S’agissant des ressources des fonds marins, la demande devrait fortement augmenter de manière à faire face aux besoins toujours croissants de matières premières (minerais et métaux). Mais ceci suppose des technologies et pratiques appropriées.

Enfin, cette édition du rapport a ajouté le secteur des câbles sous-marins du fait de leur importance stratégique majeure – ils canalisent en effet 99% des communications et des transferts de données. Pas moins de 378 câbles se répartiraient ainsi sous la mer (sur plus d’un million de km), dont 205 seraient connectés avec des Etats membres de l’UE. Ces câbles peuvent également servir au transport d’énergie.

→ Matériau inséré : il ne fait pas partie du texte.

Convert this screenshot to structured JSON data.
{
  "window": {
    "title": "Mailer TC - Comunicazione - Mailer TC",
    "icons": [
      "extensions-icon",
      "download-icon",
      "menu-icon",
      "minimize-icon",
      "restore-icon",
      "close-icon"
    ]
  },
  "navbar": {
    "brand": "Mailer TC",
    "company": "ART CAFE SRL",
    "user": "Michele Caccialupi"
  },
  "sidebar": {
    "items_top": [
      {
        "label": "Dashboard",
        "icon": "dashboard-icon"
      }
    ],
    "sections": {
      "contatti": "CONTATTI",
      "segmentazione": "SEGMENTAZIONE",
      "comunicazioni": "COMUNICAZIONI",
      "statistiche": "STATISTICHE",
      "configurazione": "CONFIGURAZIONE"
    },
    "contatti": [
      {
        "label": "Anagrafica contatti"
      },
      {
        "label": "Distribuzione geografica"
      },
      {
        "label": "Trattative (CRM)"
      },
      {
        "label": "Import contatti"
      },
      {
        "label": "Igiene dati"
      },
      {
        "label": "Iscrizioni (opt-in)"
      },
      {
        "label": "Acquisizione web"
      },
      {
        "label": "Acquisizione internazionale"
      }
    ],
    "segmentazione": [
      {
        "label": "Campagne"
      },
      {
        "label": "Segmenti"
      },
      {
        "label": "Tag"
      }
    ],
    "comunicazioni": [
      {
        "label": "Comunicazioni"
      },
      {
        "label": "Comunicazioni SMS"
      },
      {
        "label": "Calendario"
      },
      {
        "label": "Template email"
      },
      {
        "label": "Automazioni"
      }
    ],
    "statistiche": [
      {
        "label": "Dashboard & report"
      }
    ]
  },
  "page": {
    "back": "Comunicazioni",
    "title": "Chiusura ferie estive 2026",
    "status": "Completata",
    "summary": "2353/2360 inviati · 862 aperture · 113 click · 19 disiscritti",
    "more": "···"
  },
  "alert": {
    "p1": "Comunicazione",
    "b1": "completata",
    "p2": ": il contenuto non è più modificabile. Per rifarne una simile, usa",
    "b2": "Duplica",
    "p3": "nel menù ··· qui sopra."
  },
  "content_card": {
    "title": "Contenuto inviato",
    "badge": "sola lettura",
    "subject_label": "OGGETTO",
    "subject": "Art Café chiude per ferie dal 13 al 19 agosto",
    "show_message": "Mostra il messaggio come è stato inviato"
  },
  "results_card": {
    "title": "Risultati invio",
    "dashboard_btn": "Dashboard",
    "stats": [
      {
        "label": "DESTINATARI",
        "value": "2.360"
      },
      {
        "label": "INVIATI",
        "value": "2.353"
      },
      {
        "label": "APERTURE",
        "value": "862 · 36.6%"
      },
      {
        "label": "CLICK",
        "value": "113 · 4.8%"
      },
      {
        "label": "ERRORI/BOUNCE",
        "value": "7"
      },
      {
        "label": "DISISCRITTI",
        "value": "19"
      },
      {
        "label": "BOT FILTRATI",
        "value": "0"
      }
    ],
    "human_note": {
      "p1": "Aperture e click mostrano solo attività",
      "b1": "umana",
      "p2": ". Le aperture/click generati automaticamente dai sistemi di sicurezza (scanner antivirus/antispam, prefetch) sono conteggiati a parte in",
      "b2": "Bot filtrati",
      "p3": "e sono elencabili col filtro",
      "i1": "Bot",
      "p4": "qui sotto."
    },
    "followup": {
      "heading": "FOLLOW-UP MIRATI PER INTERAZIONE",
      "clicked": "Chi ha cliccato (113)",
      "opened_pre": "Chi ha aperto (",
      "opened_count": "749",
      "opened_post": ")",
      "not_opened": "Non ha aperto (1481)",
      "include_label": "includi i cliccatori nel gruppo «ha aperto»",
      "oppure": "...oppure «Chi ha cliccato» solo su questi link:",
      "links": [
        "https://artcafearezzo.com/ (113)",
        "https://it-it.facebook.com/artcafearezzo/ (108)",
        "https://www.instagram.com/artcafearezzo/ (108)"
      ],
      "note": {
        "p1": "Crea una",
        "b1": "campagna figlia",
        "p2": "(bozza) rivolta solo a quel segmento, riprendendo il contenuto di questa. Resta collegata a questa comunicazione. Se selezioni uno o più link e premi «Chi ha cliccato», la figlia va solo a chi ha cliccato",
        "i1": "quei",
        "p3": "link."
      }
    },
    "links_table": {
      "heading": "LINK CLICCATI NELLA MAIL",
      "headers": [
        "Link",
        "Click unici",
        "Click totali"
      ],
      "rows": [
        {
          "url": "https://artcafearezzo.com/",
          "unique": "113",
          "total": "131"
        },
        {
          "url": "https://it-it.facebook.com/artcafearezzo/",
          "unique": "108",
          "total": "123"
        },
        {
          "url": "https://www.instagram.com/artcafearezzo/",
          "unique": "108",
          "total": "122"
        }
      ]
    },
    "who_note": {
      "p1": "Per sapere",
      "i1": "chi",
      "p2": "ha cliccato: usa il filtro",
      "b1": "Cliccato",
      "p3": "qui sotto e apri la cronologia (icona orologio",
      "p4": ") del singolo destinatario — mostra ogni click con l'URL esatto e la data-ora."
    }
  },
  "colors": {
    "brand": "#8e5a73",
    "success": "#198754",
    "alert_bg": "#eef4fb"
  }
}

Le rapport aborde plusieurs autres sujets de l’économie bleue tels que la formation et les compétences, les actions menées pour rendre multi-usages les applications offshore ou encore les avancées en matière d’observation marine (chap. 7) et propose des analyses par région ainsi qu’une comparaison avec les Etats-Unis (chap. 8). Plusieurs annexes chiffrées sont disponibles.

 

Les soutiens de l’UE pour l’économie bleue


L’UE soutient l’économie bleue à travers plusieurs instruments. Par exemple, le Fonds européen pour les investissements stratégiques a déjà investi plus d’1,4 mrd €  dans des projets d’éoliennes en mer et offert un important soutien au développement des ports et à la transition écologique du transport maritime. La plateforme BlueInvest (créée en 2019 pour les PME par la Commission) et le Fonds européen d’investissement ont apporté des subventions de 22 M€ en 2019 et 20 M€ en 2020 à des chefs d’entreprise innovants se lançant dans l’économie bleue.

Un nouveau fonds BlueInvest a été créé en février 2020 (75 M€). De même, la Banque européenne pour la reconstruction et le développement finance différents projets spécifiques (ex. : augmentation des opérations portuaires en Pologne, amélioration des services d’eau en Bulgarie, soutien de l’infrastructure portuaire en Estonie, etc.).

Notons aussi le programme de la Banque européenne d’investissement en faveur d’océans propres et durables qui se décline en deux initiatives : la stratégie des océans bleus durables (« Blue SOS » : 2,5 mrd investis entre 2019 et 2023) et l’Initiative Clean Oceans (2 mrd pour des projets de réduction des déchets en mer).

 

1) V. aussi « Des ports plus respectueux de l’environnement : ça avance », Capteurs d’avenir, 4/06/2020.

2) V. aussi « Les algues : une question multi-facettes », Capteurs d’avenir, 16/04/2020.